Bellamy Harbor Park has a canoe, kayak, and small-boat launch, which makes it a natural jumping-off point on the water. A classic outing here is simple and satisfying: launch at the park, paddle upstream, then let the current carry you back on the return. With no numbered lift lock in the immediate section, there's no portage to plan around close to town — just water, the tree-lined banks, and the quiet that gives the summit level its particular calm.

🚗 By car

Rome is an easy drive-in stop. Fort Stanwix National Monument sits in the heart of downtown, roughly a mile from Bellamy Harbor via Mill and Dominick Streets, with the Marinus Willett Center as its interpretive gateway; it's National Park Service-run, with free grounds. Erie Canal Village, the 1840s living-history park, is a short drive from the center of town. Parking is straightforward at Bellamy Harbor Park, including the newer Mill Street ramp lot.

Where to eat

The closest bite to the water is Coalyard Charlie's, which one boater flagged as "a short walk from the docks" at Bellamy Harbor Park — a handy anchor for a first meal ashore. Beyond it, downtown Rome opens up a wider spread of restaurants within about a mile of the docks, all reachable on foot or a short ride.

Where to sleep

The standout for cyclists and boaters alike is the Hampton Inn Rome, a "Bike Friendly NY"-certified stay reachable from downtown by bike via the Mohawk River Trail.

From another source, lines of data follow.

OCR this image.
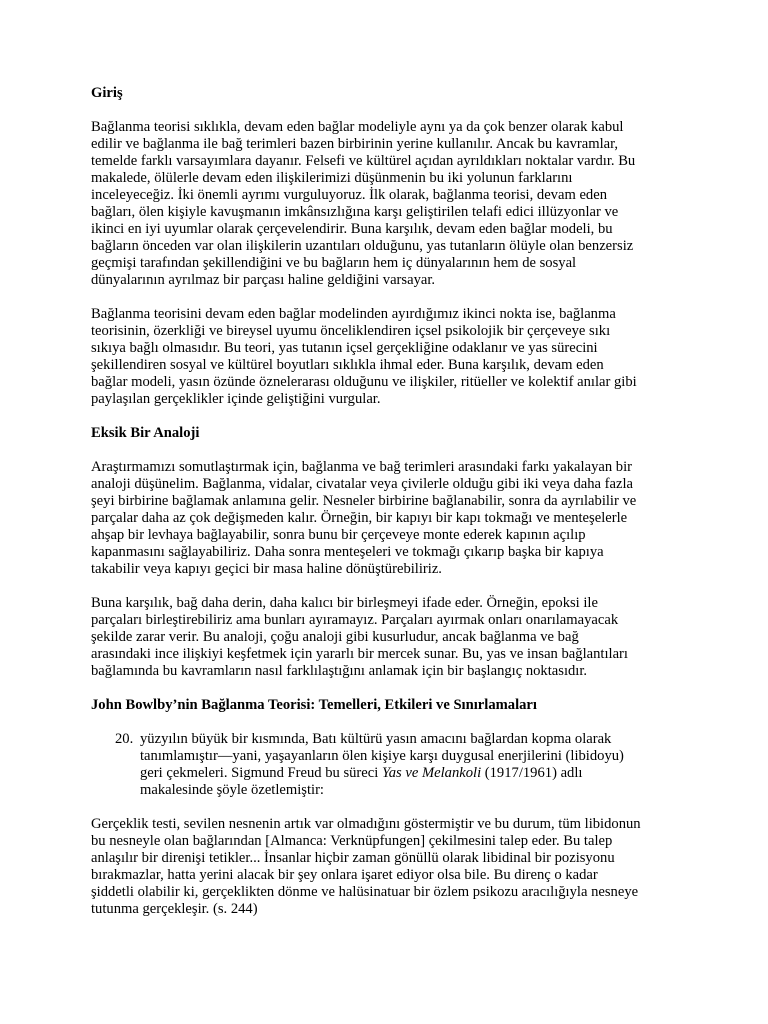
Giriş

Bağlanma teorisi sıklıkla, devam eden bağlar modeliyle aynı ya da çok benzer olarak kabul
edilir ve bağlanma ile bağ terimleri bazen birbirinin yerine kullanılır. Ancak bu kavramlar,
temelde farklı varsayımlara dayanır. Felsefi ve kültürel açıdan ayrıldıkları noktalar vardır. Bu
makalede, ölülerle devam eden ilişkilerimizi düşünmenin bu iki yolunun farklarını
inceleyeceğiz. İki önemli ayrımı vurguluyoruz. İlk olarak, bağlanma teorisi, devam eden
bağları, ölen kişiyle kavuşmanın imkânsızlığına karşı geliştirilen telafi edici illüzyonlar ve
ikinci en iyi uyumlar olarak çerçevelendirir. Buna karşılık, devam eden bağlar modeli, bu
bağların önceden var olan ilişkilerin uzantıları olduğunu, yas tutanların ölüyle olan benzersiz
geçmişi tarafından şekillendiğini ve bu bağların hem iç dünyalarının hem de sosyal
dünyalarının ayrılmaz bir parçası haline geldiğini varsayar.

Bağlanma teorisini devam eden bağlar modelinden ayırdığımız ikinci nokta ise, bağlanma
teorisinin, özerkliği ve bireysel uyumu önceliklendiren içsel psikolojik bir çerçeveye sıkı
sıkıya bağlı olmasıdır. Bu teori, yas tutanın içsel gerçekliğine odaklanır ve yas sürecini
şekillendiren sosyal ve kültürel boyutları sıklıkla ihmal eder. Buna karşılık, devam eden
bağlar modeli, yasın özünde öznelerarası olduğunu ve ilişkiler, ritüeller ve kolektif anılar gibi
paylaşılan gerçeklikler içinde geliştiğini vurgular.

Eksik Bir Analoji

Araştırmamızı somutlaştırmak için, bağlanma ve bağ terimleri arasındaki farkı yakalayan bir
analoji düşünelim. Bağlanma, vidalar, civatalar veya çivilerle olduğu gibi iki veya daha fazla
şeyi birbirine bağlamak anlamına gelir. Nesneler birbirine bağlanabilir, sonra da ayrılabilir ve
parçalar daha az çok değişmeden kalır. Örneğin, bir kapıyı bir kapı tokmağı ve menteşelerle
ahşap bir levhaya bağlayabilir, sonra bunu bir çerçeveye monte ederek kapının açılıp
kapanmasını sağlayabiliriz. Daha sonra menteşeleri ve tokmağı çıkarıp başka bir kapıya
takabilir veya kapıyı geçici bir masa haline dönüştürebiliriz.

Buna karşılık, bağ daha derin, daha kalıcı bir birleşmeyi ifade eder. Örneğin, epoksi ile
parçaları birleştirebiliriz ama bunları ayıramayız. Parçaları ayırmak onları onarılamayacak
şekilde zarar verir. Bu analoji, çoğu analoji gibi kusurludur, ancak bağlanma ve bağ
arasındaki ince ilişkiyi keşfetmek için yararlı bir mercek sunar. Bu, yas ve insan bağlantıları
bağlamında bu kavramların nasıl farklılaştığını anlamak için bir başlangıç noktasıdır.

John Bowlby’nin Bağlanma Teorisi: Temelleri, Etkileri ve Sınırlamaları

20. yüzyılın büyük bir kısmında, Batı kültürü yasın amacını bağlardan kopma olarak
tanımlamıştır—yani, yaşayanların ölen kişiye karşı duygusal enerjilerini (libidoyu)
geri çekmeleri. Sigmund Freud bu süreci Yas ve Melankoli (1917/1961) adlı
makalesinde şöyle özetlemiştir:

Gerçeklik testi, sevilen nesnenin artık var olmadığını göstermiştir ve bu durum, tüm libidonun
bu nesneyle olan bağlarından [Almanca: Verknüpfungen] çekilmesini talep eder. Bu talep
anlaşılır bir direnişi tetikler... İnsanlar hiçbir zaman gönüllü olarak libidinal bir pozisyonu
bırakmazlar, hatta yerini alacak bir şey onlara işaret ediyor olsa bile. Bu direnç o kadar
şiddetli olabilir ki, gerçeklikten dönme ve halüsinatuar bir özlem psikozu aracılığıyla nesneye
tutunma gerçekleşir. (s. 244)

Vacation rentals round out the options in the city. One thing to plan for: there's no campground within the City of Rome — the nearest camping is at Lock 21 (New London), about nine miles west of downtown.

What to see

Fort Stanwix National Monument is the marquee stop — a reconstructed fort that recreates the British siege of 1777, backed by hundreds of thousands of artifacts and the Marinus Willett interpretive center. Erie Canal Village carries the story into the canal era, an 1840s-period museum park that interprets everyday life along the young waterway. And Bellamy Harbor Park itself is a piece of the history it serves: a canal-heritage site with docks and a kayak launch, a fitting place to stand where the Birthplace of the Erie Canal meets the modern channel.

Local history

Long before any canal, this was the portage everyone fought over: the Oneida Carry, the “Great Carrying Place,” a one-to-four-mile overland haul between the Mohawk River and Wood Creek that linked the Atlantic seaboard to the Great Lakes. Whoever held the carry held the door to the continent’s interior — which is why the British built Fort Stanwix here in 1758, and why it earned its Park Service nickname, “the fort that never surrendered,” after withstanding a British siege in 1777. Sixty years later the diggers came to bridge that same watershed divide with water. On July 4, 1817, outside the village, cannon from the U.S. Arsenal sounded at dawn and the first shovel of the Erie Canal turned earth at Rome. The first fifteen miles — Rome to Utica — opened in 1819; the whole canal, in 1825.